Dans ce livre, il n’y a pas une seule thèse à défendre. Chaque fragment en représente une. De plus, il n’y a pas de problèmes à résoudre mais plutôt une exposition de réflexions qui suscite une méditation au fil de la progression du texte. Le livre se construit peu à peu sous les yeux du lecteur. L’apparence du désordre, provoquée par l’hétérogénéité des thèmes et des registres, cache un développement à couvert rigoureux. Il s’agit moins de dévoiler un contenu extérieur, que de montrer le mécanisme intime d’une pensée qui se forme. L’essai, selon Jean-Yves Pouilloux 107 , se donne comme une épreuve de soi, une expérience dont le résultat, sinon la visée, est de prendre la mesure de sa pensée, de se connaître soi-même à travers ce qu’on écrit. Nous remarquons que dans cette partie le statut du lecteur change. Après avoir longtemps été sous l’influence du romancier et avoir subi ses attaques déstabilisantes, il est maintenant dans une autre position. Il lit les arguments d’un défenseur de thèse. C’est l’essayiste qui est à la merci du lecteur, qui devrait être convaincu à la fin. Le lecteur anonyme auquel le texte s’adresse, se trouve placé dans une apparente position d’égalité par rapport à l’auteur, particulièrement lorsque celui-ci accentue son originalité individuelle.
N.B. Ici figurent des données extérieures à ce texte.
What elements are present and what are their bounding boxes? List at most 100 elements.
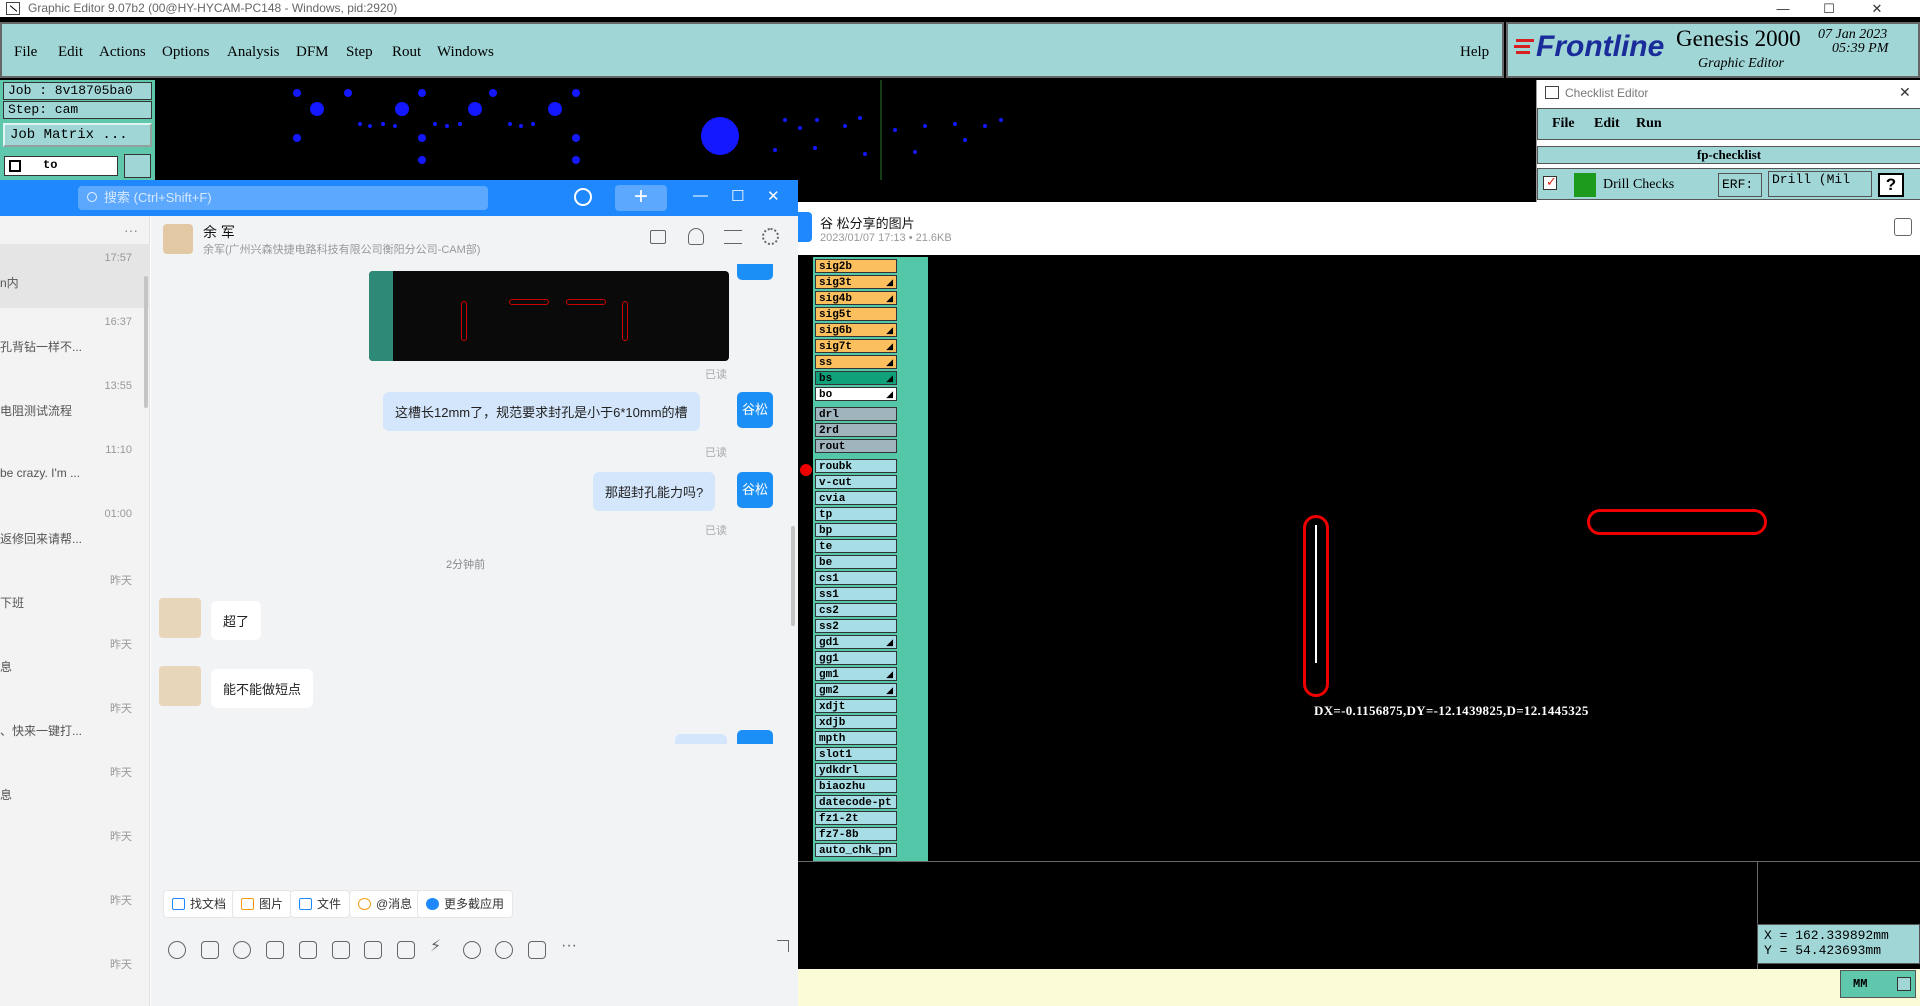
layer-cvia[interactable]: cvia [815, 491, 897, 505]
menu-edit[interactable]: Edit [58, 44, 83, 61]
layer-arrow-icon[interactable]: ◢ [886, 324, 893, 338]
layer-datecode-pt[interactable]: datecode-pt [815, 795, 897, 809]
menu-analysis[interactable]: Analysis [227, 44, 280, 61]
mail-icon[interactable] [528, 941, 546, 959]
checklist-close-icon[interactable]: ✕ [1899, 84, 1911, 101]
layer-arrow-icon[interactable]: ◢ [886, 340, 893, 354]
layer-bp[interactable]: bp [815, 523, 897, 537]
menu-step[interactable]: Step [346, 44, 373, 61]
command-line[interactable] [798, 969, 1920, 1006]
scissors-icon[interactable] [233, 941, 251, 959]
slot-horizontal[interactable] [1587, 509, 1767, 535]
viewer-side-tab[interactable] [798, 212, 812, 242]
menu-file[interactable]: File [14, 44, 37, 61]
layer-arrow-icon[interactable]: ◢ [886, 292, 893, 306]
history-icon[interactable] [574, 188, 592, 206]
layer-ss[interactable]: ss ◢ [815, 355, 897, 369]
help-button[interactable]: ? [1878, 173, 1904, 197]
link-icon[interactable] [463, 941, 481, 959]
more-apps-button[interactable]: 更多截应用 [417, 890, 514, 918]
close-button[interactable]: ✕ [1854, 0, 1900, 17]
calendar-icon[interactable] [364, 941, 382, 959]
incoming-message[interactable]: 能不能做短点 [211, 669, 314, 708]
lightning-icon[interactable]: ⚡ [430, 936, 448, 955]
expand-icon[interactable] [777, 940, 789, 952]
layer-mpth[interactable]: mpth [815, 731, 897, 745]
layer-scrollbar[interactable] [897, 257, 928, 861]
more-icon[interactable]: ··· [561, 937, 577, 955]
contact-avatar[interactable] [159, 598, 201, 638]
to-field[interactable]: to [4, 156, 118, 176]
layer-te[interactable]: te [815, 539, 897, 553]
checklist-menu-run[interactable]: Run [1636, 116, 1662, 132]
chat-scrollbar[interactable] [791, 526, 795, 626]
conversation-item[interactable]: 昨天息 [0, 756, 150, 820]
menu-dfm[interactable]: DFM [296, 44, 329, 61]
layer-rout[interactable]: rout [815, 439, 897, 453]
layer-auto_chk_pn[interactable]: auto_chk_pn [815, 843, 897, 857]
conversation-item[interactable]: 昨天 [0, 820, 150, 884]
folder-icon[interactable] [650, 230, 666, 244]
settings-gear-icon[interactable] [762, 228, 779, 245]
image-message[interactable] [369, 271, 729, 361]
layer-be[interactable]: be [815, 555, 897, 569]
find-docs-button[interactable]: 找文档 [163, 890, 236, 918]
self-avatar[interactable]: 谷松 [737, 392, 773, 428]
layer-sig7t[interactable]: sig7t ◢ [815, 339, 897, 353]
conversation-item[interactable]: 16:37 孔背钻一样不... [0, 308, 150, 372]
layer-xdjb[interactable]: xdjb [815, 715, 897, 729]
layer-xdjt[interactable]: xdjt [815, 699, 897, 713]
search-records-icon[interactable] [724, 230, 742, 244]
note-icon[interactable] [299, 941, 317, 959]
conversation-item[interactable]: 昨天 下班 [0, 564, 150, 628]
layer-sig4b[interactable]: sig4b ◢ [815, 291, 897, 305]
contact-avatar[interactable] [163, 224, 193, 254]
to-checkbox[interactable] [9, 160, 21, 172]
layer-ss2[interactable]: ss2 [815, 619, 897, 633]
layer-ss1[interactable]: ss1 [815, 587, 897, 601]
units-dropdown-icon[interactable] [1897, 977, 1911, 991]
layer-cs1[interactable]: cs1 [815, 571, 897, 585]
graphics-canvas[interactable]: DX=-0.1156875,DY=-12.1439825,D=12.144532… [930, 257, 1920, 861]
qq-maximize-icon[interactable]: ☐ [731, 187, 744, 205]
menu-rout[interactable]: Rout [392, 44, 421, 61]
layer-bs[interactable]: bs ◢ [815, 371, 897, 385]
qq-search-input[interactable]: 搜索 (Ctrl+Shift+F) [78, 186, 488, 210]
layer-cs2[interactable]: cs2 [815, 603, 897, 617]
image-button[interactable]: 图片 [232, 890, 293, 918]
conversation-item[interactable]: 11:10 be crazy. I'm ... [0, 436, 150, 500]
conversation-item[interactable]: 13:55 电阻测试流程 [0, 372, 150, 436]
layer-gm1[interactable]: gm1 ◢ [815, 667, 897, 681]
units-selector[interactable]: MM [1840, 970, 1916, 998]
conversation-item[interactable]: 昨天息 [0, 628, 150, 692]
outgoing-message[interactable]: 那超封孔能力吗? [593, 472, 716, 511]
layer-arrow-icon[interactable]: ◢ [886, 636, 893, 650]
conversation-item[interactable]: 17:57 n内 [0, 244, 150, 308]
layer-biaozhu[interactable]: biaozhu [815, 779, 897, 793]
layer-arrow-icon[interactable]: ◢ [886, 388, 893, 402]
erf-value[interactable]: Drill (Mil [1768, 171, 1872, 197]
upload-icon[interactable] [332, 941, 350, 959]
mention-button[interactable]: @消息 [349, 890, 422, 918]
layer-arrow-icon[interactable]: ◢ [886, 668, 893, 682]
layer-gg1[interactable]: gg1 [815, 651, 897, 665]
conversation-item[interactable]: 昨天 、快来一键打... [0, 692, 150, 756]
layer-2rd[interactable]: 2rd [815, 423, 897, 437]
layer-ydkdrl[interactable]: ydkdrl [815, 763, 897, 777]
layer-roubk[interactable]: roubk [815, 459, 897, 473]
self-avatar[interactable] [737, 264, 773, 280]
layer-sig6b[interactable]: sig6b ◢ [815, 323, 897, 337]
qq-close-icon[interactable]: ✕ [767, 187, 780, 205]
self-avatar[interactable]: 谷松 [737, 472, 773, 508]
maximize-button[interactable]: ☐ [1806, 0, 1852, 17]
outgoing-message[interactable]: 这槽长12mm了，规范要求封孔是小于6*10mm的槽 [383, 392, 700, 431]
checkbox-icon[interactable] [397, 941, 415, 959]
minimize-button[interactable]: — [1760, 0, 1806, 17]
layer-arrow-icon[interactable]: ◢ [886, 356, 893, 370]
layer-arrow-icon[interactable]: ◢ [886, 684, 893, 698]
layer-slot1[interactable]: slot1 [815, 747, 897, 761]
qq-minimize-icon[interactable]: — [693, 187, 708, 204]
emoji-icon[interactable] [168, 941, 186, 959]
toolbar-arrow-icon[interactable] [124, 154, 151, 178]
layer-fz1-2t[interactable]: fz1-2t [815, 811, 897, 825]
Car l’essai désigne des qualités humaines qu’on demande à trouver à travers un style, un refus du système, une acceptation des contradictions, une précision sans facilités, bref, l’intelligence.

Ainsi, nous trouvons que les parties qui manquent au roman de Quignard peuvent proposer, par leur absence, de nouvelles lectures de texte. Chaque fragment est le signe d’une perte et ouvre en même temps d’autres horizons qui influence la réception de l’œuvre. Il nous semble nécessaire d’examiner un autre style d’écriture chez Quignard, l’écriture de l’essai pour voir l’effet de la perte sur sa réception.

Notes
103.

Michel Baar, Lire l’essai, De Boeck Duculot, Bruxelles, 1999, p. 24.

104.

Terme utilisé par Schlegel à propose de l’œuvre de Hemsterhuys. Cité par Lukacs dans son livre, L’Ame et les formes, Gallimard, 1974, p. 32.

105.

Selon les termes de Michel Butor. Cité par Michel Raimond, Le Roman, Armand Colin, 1988, p. 16.

106.

Lukacs souligne que « l’essai est un tribunal, mais ce qui en lui constitue l’élément décisif quant aux valeurs n’est pas la sentence (…), mais le procès lui-même », Lukacs, L’Ame et les formes, Op. cit., p. 32.

107.

« L’Essai (genre littéraire)», Encyclopédie universalis, CD-ROM version 7. 2002.